The perpetrator of a ram truck attack that left 10 dead and 16 injured in April 2018 in central Toronto, was convicted of his actions Wednesday by a judge.

In a verdict read live on YouTube, magistrate Anne Molloy rejected the arguments of the lawyer for Alek Minassian, 28, who had pleaded not criminally responsible for his client, suffering from autism and mental retardation.

Alek Minassian, convicted of 10 murders and 16 attempts, now faces life imprisonment without the possibility of parole for 25 years, which will be determined at a later hearing in mid-March.

Minassian, who has suffered from autism spectrum disorder (ASD) since childhood, admitted the facts and what was at stake in the verdict was whether he was aware of his actions at the time they took place.

Recalling that the accused had carefully planned his act for several weeks, Judge Molloy considered that he had “freely chosen the option which was morally wrong, being aware of the consequences it would have for himself” and his victims.

Judge Molloy refused to name the accused by name, stressing that he himself had indicated that he had launched this “horrible” attack, which aimed to “kill as many people as possible”, to gain global notoriety. He then tried to be shot by a police officer, who finally arrested him without violence.

Mr. Minassian’s lawyer, Boris Bytensky, relying on psychiatric expertise, argued that his client’s mental state, devoid of empathy and unable to discern right from wrong according to him, made him incapable of doing rational choices.

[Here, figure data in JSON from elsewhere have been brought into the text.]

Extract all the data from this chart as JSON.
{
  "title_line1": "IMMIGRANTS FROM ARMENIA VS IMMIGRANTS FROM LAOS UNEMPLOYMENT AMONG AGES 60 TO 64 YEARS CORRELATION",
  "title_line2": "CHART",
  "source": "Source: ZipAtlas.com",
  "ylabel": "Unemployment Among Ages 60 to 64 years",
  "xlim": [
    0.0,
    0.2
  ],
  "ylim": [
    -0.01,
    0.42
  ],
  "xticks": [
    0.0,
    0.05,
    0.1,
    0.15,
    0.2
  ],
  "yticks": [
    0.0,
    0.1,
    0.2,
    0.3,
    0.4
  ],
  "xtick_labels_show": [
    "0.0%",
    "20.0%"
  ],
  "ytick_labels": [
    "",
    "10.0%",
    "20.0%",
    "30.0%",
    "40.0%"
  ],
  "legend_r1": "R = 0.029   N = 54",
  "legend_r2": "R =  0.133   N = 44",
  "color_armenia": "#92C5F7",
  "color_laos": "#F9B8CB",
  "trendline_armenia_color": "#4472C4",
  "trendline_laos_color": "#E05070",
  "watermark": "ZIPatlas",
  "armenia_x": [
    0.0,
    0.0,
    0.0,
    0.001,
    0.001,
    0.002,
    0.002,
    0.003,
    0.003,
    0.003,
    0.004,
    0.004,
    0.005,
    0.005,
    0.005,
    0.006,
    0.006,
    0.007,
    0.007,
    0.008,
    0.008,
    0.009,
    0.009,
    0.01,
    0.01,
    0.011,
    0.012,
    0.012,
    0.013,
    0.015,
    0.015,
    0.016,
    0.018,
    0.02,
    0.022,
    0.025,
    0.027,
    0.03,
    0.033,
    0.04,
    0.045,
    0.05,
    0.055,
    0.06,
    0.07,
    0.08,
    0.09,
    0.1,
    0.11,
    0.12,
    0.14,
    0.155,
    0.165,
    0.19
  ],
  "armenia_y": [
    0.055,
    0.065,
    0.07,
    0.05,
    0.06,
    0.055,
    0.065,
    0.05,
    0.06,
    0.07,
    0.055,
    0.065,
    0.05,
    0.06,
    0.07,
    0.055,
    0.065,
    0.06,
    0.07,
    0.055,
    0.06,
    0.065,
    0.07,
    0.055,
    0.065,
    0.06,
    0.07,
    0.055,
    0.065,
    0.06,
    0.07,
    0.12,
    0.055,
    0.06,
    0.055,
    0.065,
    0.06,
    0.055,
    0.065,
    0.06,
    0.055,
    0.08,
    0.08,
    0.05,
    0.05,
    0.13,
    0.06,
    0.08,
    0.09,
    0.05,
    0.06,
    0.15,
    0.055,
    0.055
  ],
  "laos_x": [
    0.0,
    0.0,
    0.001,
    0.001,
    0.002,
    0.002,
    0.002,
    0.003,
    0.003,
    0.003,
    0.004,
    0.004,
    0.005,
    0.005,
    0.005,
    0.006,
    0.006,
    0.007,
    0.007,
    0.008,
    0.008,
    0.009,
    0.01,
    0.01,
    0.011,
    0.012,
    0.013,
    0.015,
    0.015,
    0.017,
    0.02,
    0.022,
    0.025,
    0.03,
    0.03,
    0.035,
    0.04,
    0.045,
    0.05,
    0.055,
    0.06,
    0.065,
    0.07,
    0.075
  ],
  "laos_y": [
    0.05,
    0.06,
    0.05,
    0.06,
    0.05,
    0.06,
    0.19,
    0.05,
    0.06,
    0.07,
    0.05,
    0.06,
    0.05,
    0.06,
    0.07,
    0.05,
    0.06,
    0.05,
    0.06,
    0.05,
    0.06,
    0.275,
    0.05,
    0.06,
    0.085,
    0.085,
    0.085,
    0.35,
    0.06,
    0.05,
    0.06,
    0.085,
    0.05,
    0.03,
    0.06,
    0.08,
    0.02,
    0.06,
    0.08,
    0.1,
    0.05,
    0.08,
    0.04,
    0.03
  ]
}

This is the first time in Canada that autism has been invoked to try to obtain a verdict of not criminally responsible, according to several jurists.

During the trial, prosecutor Joseph Callaghan considered that the TSA had not prevented the accused from making deliberate choices and from being aware that his actions were illegal and morally reprehensible.

Notoriety quest

Alek Minassian admitted to hiring a van on April 23, 2018 and killing eight women and two men, aged 22 to 94, and injuring 16 others in his murderous race.

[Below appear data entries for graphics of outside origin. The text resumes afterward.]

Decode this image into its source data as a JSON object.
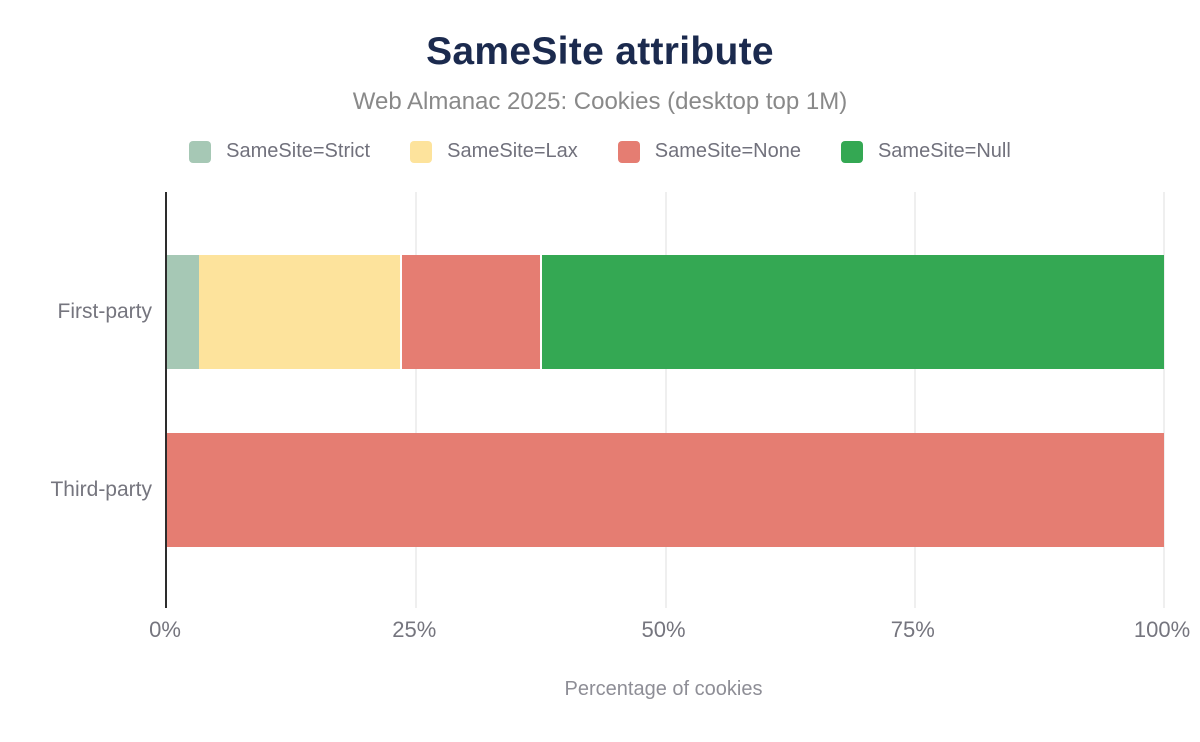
{
  "header": {
    "title": "SameSite attribute",
    "subtitle": "Web Almanac 2025: Cookies (desktop top 1M)"
  },
  "chart_data": {
    "type": "bar",
    "orientation": "horizontal",
    "stacked": true,
    "title": "SameSite attribute",
    "subtitle": "Web Almanac 2025: Cookies (desktop top 1M)",
    "categories": [
      "First-party",
      "Third-party"
    ],
    "series": [
      {
        "name": "SameSite=Strict",
        "color": "#a6c8b5",
        "values": [
          3.2,
          0
        ]
      },
      {
        "name": "SameSite=Lax",
        "color": "#fde39c",
        "values": [
          20.2,
          0
        ]
      },
      {
        "name": "SameSite=None",
        "color": "#e57d72",
        "values": [
          14.0,
          100
        ]
      },
      {
        "name": "SameSite=Null",
        "color": "#34a853",
        "values": [
          62.6,
          0
        ]
      }
    ],
    "x_ticks": [
      {
        "label": "0%",
        "value": 0
      },
      {
        "label": "25%",
        "value": 25
      },
      {
        "label": "50%",
        "value": 50
      },
      {
        "label": "75%",
        "value": 75
      },
      {
        "label": "100%",
        "value": 100
      }
    ],
    "xlim": [
      0,
      100
    ],
    "xlabel": "Percentage of cookies",
    "ylabel": "",
    "grid": true,
    "legend_position": "top"
  },
  "colors": {
    "title": "#1b2a4e",
    "subtitle": "#898989",
    "axis_line": "#2d2d2d",
    "gridline": "#efefef",
    "tick_text": "#75757e",
    "background": "#ffffff"
  }
}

The attack took place on a sunny spring Monday, early afternoon, in the North York neighborhood, near one of the busiest thoroughfares in Canada’s largest metropolis.

At the wheel of a white rental van, the accused, who lived in the northern suburbs of the city, had driven at high speed between the traffic lanes and sidewalks, targeting passers-by for about two kilometers.

Before taking action, he had published a misogynistic message on Facebook in which he assured: “The rebellion + Incel + has already started!”.

English abbreviation for “involuntarily celibate”, the movement “Incel” brings together men expressing, in particular on online forums, their contempt for women, responsible according to them for their sexual dissatisfaction.

Alek Minassian then told several experts during the investigation that his main motivation was the quest for notoriety and that invoking the Incel movement was above all a way to make people talk about him.

He has given different experts differing motivations to justify his act, ranging from anxiety before starting a new job, to wanting to become one of the biggest mass killers in history.